Speaking of which, if you go through the list you’ll soon realize that Canada is home to a lot of them. This trend is not about to stop: Google and Microsoft have already set up headquarters in Montreal to capitalize on the thriving AI ecosystem that is developing there. It’s no surprise then that Facebook just announced that they join the club! Joëlle Pineau will take the lead of the latest FAIR lab that will focus on dialogue systems and reinforcement learning; this sounds a lot like messenger is about to get a chatbot update!
3- TensorFlow on Steroid

Google’s team has been hard at work this summer: they released TensorFlow 1.3.0 in mid-August which introduced new concepts to make your life easier. Unfortunately, Google lacks tutorials. It’s sometimes confusing to implement the latest updates; that’s why Peter Roelants at Onfido released a complete tutorial on estimators, experiments, and datasets to get you started right away!
But that’s not all. They’re back with a new version of TensorBoard, their monitoring tool that goes hand in hand with TensorFlow. The major announcement is that it comes with a new set of APIs to develop custom visualizations: before, you needed to create a GitHub issue on the TensorFlow repo and cross the fingers that the team would deem it interesting enough to implement it at some point. This process can be long, very long. Now, you can take matters into your own hands and build whatever you want! Definitely a step in the right direction.
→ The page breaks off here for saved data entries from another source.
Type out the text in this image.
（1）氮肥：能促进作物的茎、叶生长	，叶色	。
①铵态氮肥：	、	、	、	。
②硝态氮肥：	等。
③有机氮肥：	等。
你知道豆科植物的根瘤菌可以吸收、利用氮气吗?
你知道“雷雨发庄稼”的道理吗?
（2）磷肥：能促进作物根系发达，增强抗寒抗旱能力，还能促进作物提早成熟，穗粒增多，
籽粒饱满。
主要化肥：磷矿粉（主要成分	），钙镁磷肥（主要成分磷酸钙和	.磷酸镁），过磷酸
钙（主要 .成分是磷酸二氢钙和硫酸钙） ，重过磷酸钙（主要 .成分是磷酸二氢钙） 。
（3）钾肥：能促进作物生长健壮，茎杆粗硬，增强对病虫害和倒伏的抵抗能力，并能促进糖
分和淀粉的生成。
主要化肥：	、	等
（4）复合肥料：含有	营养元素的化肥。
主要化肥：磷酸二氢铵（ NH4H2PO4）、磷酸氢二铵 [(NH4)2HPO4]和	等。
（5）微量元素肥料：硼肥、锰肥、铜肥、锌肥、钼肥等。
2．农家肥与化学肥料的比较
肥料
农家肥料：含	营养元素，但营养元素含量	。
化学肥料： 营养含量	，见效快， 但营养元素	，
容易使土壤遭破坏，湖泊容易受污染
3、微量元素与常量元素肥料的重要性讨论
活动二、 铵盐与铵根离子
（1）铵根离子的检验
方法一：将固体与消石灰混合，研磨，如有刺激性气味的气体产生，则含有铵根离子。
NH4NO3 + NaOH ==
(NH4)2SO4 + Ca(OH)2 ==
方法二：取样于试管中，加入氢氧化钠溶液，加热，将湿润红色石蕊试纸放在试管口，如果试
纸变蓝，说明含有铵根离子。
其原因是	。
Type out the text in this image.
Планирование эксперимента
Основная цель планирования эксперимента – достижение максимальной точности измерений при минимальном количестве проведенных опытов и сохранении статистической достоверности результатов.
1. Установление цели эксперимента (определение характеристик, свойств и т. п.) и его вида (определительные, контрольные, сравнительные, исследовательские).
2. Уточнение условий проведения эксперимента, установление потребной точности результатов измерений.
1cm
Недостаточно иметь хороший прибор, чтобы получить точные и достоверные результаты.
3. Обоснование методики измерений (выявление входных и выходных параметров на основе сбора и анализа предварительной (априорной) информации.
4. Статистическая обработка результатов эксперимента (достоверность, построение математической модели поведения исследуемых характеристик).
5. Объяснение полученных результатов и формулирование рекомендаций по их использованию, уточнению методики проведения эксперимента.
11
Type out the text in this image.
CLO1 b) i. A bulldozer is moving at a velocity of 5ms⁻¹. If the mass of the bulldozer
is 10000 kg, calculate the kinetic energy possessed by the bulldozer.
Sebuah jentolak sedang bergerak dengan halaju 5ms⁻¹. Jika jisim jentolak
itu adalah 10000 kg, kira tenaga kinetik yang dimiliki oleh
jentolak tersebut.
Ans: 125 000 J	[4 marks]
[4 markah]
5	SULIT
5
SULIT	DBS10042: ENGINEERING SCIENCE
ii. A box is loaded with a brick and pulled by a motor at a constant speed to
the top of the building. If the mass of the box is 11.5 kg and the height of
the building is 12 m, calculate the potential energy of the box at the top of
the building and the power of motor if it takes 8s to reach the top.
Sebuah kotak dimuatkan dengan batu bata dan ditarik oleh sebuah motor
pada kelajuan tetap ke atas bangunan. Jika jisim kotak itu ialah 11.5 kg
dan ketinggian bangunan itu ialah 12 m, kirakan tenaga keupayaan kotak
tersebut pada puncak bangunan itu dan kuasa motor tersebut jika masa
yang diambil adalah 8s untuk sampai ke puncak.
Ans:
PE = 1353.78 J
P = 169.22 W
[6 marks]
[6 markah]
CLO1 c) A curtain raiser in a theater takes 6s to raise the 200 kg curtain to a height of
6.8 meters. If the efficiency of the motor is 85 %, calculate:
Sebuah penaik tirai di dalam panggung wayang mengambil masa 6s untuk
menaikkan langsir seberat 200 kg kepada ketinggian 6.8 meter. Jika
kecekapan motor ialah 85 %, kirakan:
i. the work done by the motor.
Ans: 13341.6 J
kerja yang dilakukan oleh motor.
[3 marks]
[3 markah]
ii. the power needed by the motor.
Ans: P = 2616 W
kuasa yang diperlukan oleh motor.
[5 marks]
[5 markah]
4- The Future of AI’s Future

Okay, I admit it, we’re cheating a bit with this one; it’s already two weeks old, but it got such an impact on us that we’ve decided to incorporate it anyways. Artificial Intelligence, Artificial General Intelligence, Singularity, sometimes we get mixed up. Throw in all the predictions about how our world is going to change due to IA, how it’s already evolved, and you might end up completely confused by what’s real and what’s fantasy. That’s the exact issue Rodney Brooks, the founding director of MIT’s Computer Science and Artificial Intelligence Lab, is tackling in his latest essay. In his article, he does a complete review of the different biases when evaluating the impact of AI in our lives. It’s a bit lengthy, but it’s worth reading!
5- Real-life impacts
Despite the raging battle between the AI-will-kill-us-all and AI-is-our-BFF camps, we should not overlook the fact that machine learning algorithms already have tangible impacts on our lives; especially in fields where time or expertise are crucial factors. To name only a few recent examples: diagnosing diseases in plants or even in our hearts, discovering the origin of our universe, or more practically simplifying shopping. AI might not be humankind’s future, but you can’t argue against that it allows us to think about it, our future.